Distinguer l’œuvre et l’être humain est une question de protection. C’est nécessaire pour travailler sereinement. Et au-delà de cela, je crois profondément que nous restons des humains parmi d’autres. Faire un métier artistique ne nous rend ni supérieurs ni plus méritants.
Peut-être qu’en abandonnant une certaine forme d’élitisme, le cinéma pourra raconter des histoires plus diverses, plus ouvertes. Nous avons beaucoup à gagner à cette déconstruction.
CNB : Après l’expérience d’une fanbase très présente, comment redéfinissez-vous la distance juste avec le public ?
LDL : Aujourd’hui, je ne suis plus constamment ramenée à un personnage précis, et cela m’a plutôt soulagée.
Ce rôle m’a énormément appris, mais il ne correspond plus exactement à ce que j’ai envie de mettre en lumière. Perdre une partie de cette fanbase n’a donc pas été une souffrance. Certains spectateurs continuent de suivre mes projets, et cela est très précieux. Lire des messages du type « depuis Un si grand soleil, tu as évolué » est touchant.
Mais je ne suis pas en quête d’une fanbase. D’un film à l’autre, tout peut changer, et cela me va. Moi-même, je me déplace davantage pour un film que pour une personnalité. Je crois que, collectivement, nous avons un peu moins le culte des acteurs qu’auparavant.
CNB : Peut-on être reconnue sans être possédée ?
LDL : Je l’espère. Je sens que l’industrie évolue. Il est moins question du désir personnel d’un réalisateur pour son actrice, et davantage d’une vision collective, d’un travail partagé. Cela soulage.
Être reconnue sans être objectifiée est possible, je crois. C’est un état de conscience vers lequel nous avançons. Valoriser le travail sans chercher à posséder la personne. Nous progressons, et c’est encourageant.
CNB : En regardant votre filmographie actuelle, avez-vous l’impression de raconter déjà une histoire cohérente ?
LDL : Oui, et en même temps, ce n’est pas vraiment voulu.
Je n’ai pas cherché à construire une cohérence à tout prix. Cela ne me dérangerait pas de faire des choses très différentes, même dissonantes. Pour l’instant, les projets forment une trajectoire qui me ressemble. Mais si cela change, cela me conviendra tout autant.
CNB : Y a-t-il un type de rôle que vous n’osez pas encore approcher ?
LDL : Pour le moment, on me propose surtout des adolescentes à la lisière de l’âge adulte. C’est cohérent avec mon âge.
Les rôles de femmes plus installées dans leur maturité viennent moins. Et cela ne me dérange pas. Je sais que ce passage est délicat pour beaucoup d’actrices. Je ne suis pas pressée de traverser cette zone d’incertitude.

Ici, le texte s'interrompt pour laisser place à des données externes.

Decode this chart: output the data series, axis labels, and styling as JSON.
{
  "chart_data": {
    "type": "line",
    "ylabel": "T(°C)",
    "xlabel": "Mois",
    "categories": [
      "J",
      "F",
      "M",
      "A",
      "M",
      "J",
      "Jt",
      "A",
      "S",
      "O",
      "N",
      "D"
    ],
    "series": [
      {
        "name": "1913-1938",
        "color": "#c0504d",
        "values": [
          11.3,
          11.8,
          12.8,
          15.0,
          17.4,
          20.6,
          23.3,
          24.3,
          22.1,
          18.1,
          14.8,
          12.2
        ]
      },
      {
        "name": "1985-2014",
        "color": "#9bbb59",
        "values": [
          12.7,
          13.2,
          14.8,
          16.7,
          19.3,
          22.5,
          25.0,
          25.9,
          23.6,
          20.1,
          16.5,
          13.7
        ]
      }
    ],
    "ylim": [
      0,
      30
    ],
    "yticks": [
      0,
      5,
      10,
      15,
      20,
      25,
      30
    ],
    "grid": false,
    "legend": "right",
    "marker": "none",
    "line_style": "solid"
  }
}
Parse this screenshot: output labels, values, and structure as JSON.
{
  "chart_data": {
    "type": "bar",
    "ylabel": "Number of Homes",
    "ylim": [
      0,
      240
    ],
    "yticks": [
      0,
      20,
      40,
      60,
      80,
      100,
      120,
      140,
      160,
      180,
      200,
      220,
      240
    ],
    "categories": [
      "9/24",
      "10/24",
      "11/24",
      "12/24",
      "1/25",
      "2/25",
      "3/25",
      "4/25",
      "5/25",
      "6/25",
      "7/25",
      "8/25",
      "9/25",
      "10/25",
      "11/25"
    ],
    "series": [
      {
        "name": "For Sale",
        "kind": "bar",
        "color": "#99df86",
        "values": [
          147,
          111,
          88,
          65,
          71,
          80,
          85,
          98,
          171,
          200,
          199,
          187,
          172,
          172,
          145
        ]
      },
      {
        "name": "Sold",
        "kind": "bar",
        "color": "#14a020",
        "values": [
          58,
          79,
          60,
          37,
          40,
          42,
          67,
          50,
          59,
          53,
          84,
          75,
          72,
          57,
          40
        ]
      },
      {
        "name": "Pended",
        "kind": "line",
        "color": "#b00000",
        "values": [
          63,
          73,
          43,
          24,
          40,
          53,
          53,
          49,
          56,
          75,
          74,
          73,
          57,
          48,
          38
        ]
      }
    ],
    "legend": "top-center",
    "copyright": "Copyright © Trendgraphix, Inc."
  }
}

CNB : Qu’aimeriez-vous que l’on dise de votre parcours dans vingt ans : qu’il a été audacieux, fidèle, ou indocile ?
LDL : Les trois, j’espère.
J’aimerais qu’on y voie de l’audace, des choix inattendus, des bifurcations. J’aimerais qu’on me perçoive comme indocile, bien sûr. Fidèle aussi, à mes élans, à mes convictions. Mais reparlons-en dans vingt ans. Nous verrons ce que le temps aura dessiné.
La série Pécheresses avec Léonie Dahan-Lamort est à retrouver dès aujourd'hui sur Ciné Plus OCS.